Monday, April 3, 2017

Private property in riparian rights systems

The issue of private property in water is a well-studied one, but usually in the context of systems based on appropriative rights. This Day in Water History reproduces a 1915 article from the Municipal Journal (I'm assuming it's not an April Fools joke) that shows that riparian-rights systems, usually thought of as common-property regimes, could be raise the same privatization-related issues typically identified with appropriative systems - overuse, concentration, and demands for public control:
Boston, Mass.-That the state’s water resources are being gobbled up by private interests and that unless some change of policy is immediately instituted Massachusetts will have to face a water famine is brought to the attention of the legislature in a report on the conservation and utilization of waters by the state board of harbor and land commissioners. The amount of water power used by manufacturers has increased enormously in the last few years.
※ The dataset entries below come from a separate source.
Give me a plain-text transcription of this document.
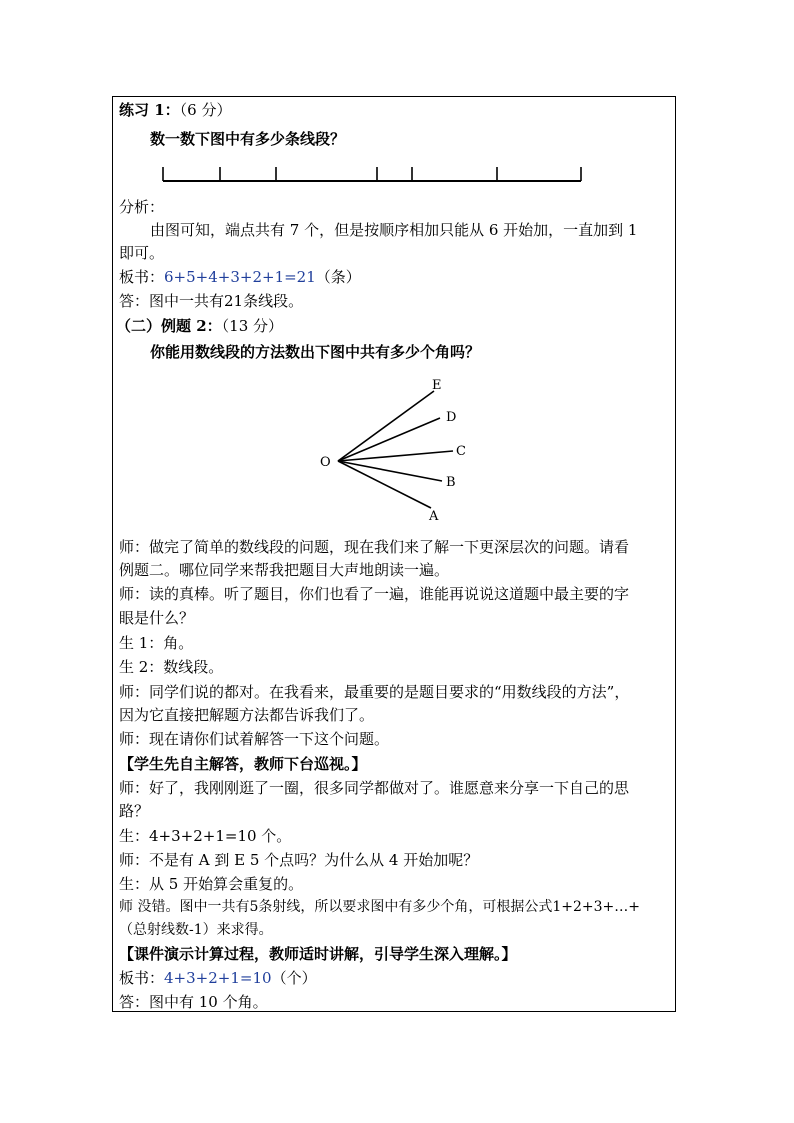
练习 1：（6 分）
数一数下图中有多少条线段？
分析：
由图可知，端点共有 7 个，但是按顺序相加只能从 6 开始加，一直加到 1
即可。
板书：6+5+4+3+2+1=21（条）
答：图中一共有21条线段。
（二）例题 2：（13 分）
你能用数线段的方法数出下图中共有多少个角吗？
O
E
D
C
B
A
师：做完了简单的数线段的问题，现在我们来了解一下更深层次的问题。请看
例题二。哪位同学来帮我把题目大声地朗读一遍。
师：读的真棒。听了题目，你们也看了一遍，谁能再说说这道题中最主要的字
眼是什么？
生 1：角。
生 2：数线段。
师：同学们说的都对。在我看来，最重要的是题目要求的“用数线段的方法”，
因为它直接把解题方法都告诉我们了。
师：现在请你们试着解答一下这个问题。
【学生先自主解答，教师下台巡视。】
师：好了，我刚刚逛了一圈，很多同学都做对了。谁愿意来分享一下自己的思
路？
生：4+3+2+1=10 个。
师：不是有 A 到 E 5 个点吗？为什么从 4 开始加呢？
生：从 5 开始算会重复的。
师 没错。图中一共有5条射线，所以要求图中有多少个角，可根据公式1+2+3+…+
（总射线数-1）来求得。
【课件演示计算过程，教师适时讲解，引导学生深入理解。】
板书：4+3+2+1=10（个）
答：图中有 10 个角。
For instance, proprietors of Locks and Canals in the city of Lowell consumed in 1912 about 11,620 horsepower, developed from the Merrimac river, according to statistics of the United States Bureau of Corporations. A survey in 1915 by the harbor and land commissions shows that these same Locks and Canals now use 29,911 horsepower. The water used and wasted by municipalities is also mentioned in the report. The commission urges that a definite plan be laid out by the state for the control and conservation of the water resources. The Merrimac river is capable of further development, according to United States Engineer C. C. Covert of the Geological Survey, who is quoted as saying that, although the most favorable opportunities for storage on the Merrimac are being utilized, there are still many unutilized reservoir sites available. The commission on harbors and public lands holds that unless the state within a reasonably short time asserts a definite policy of control, the waters in the rivers and natural streams, which belong to the people of the whole state will be devoted entirely to private uses. In contrast to the situation in Maine, New Hampshire, Vermont, New York and the province of Ontario, where a conservation program is now under way, nothing at all has been done in Massachusetts. The control which exists of the water resources is divided among four or five different bodies, no one of which has complete authority. In the year 1912 the United States Bureau of Corporations made a tabulation which showed that 130,620 horsepower was owned by the larger companies in Massachusetts. The harbor and land commissions, canvassing the same people, have discovered that within the three years the total horsepower developed has increased to 264,152, Massachusetts manufacturers are now paying nearly $26,000,000 a year for the purchase of fuel for power purposes. Intelligent plans to avoid freshet damages and to store water for irrigation are also urged.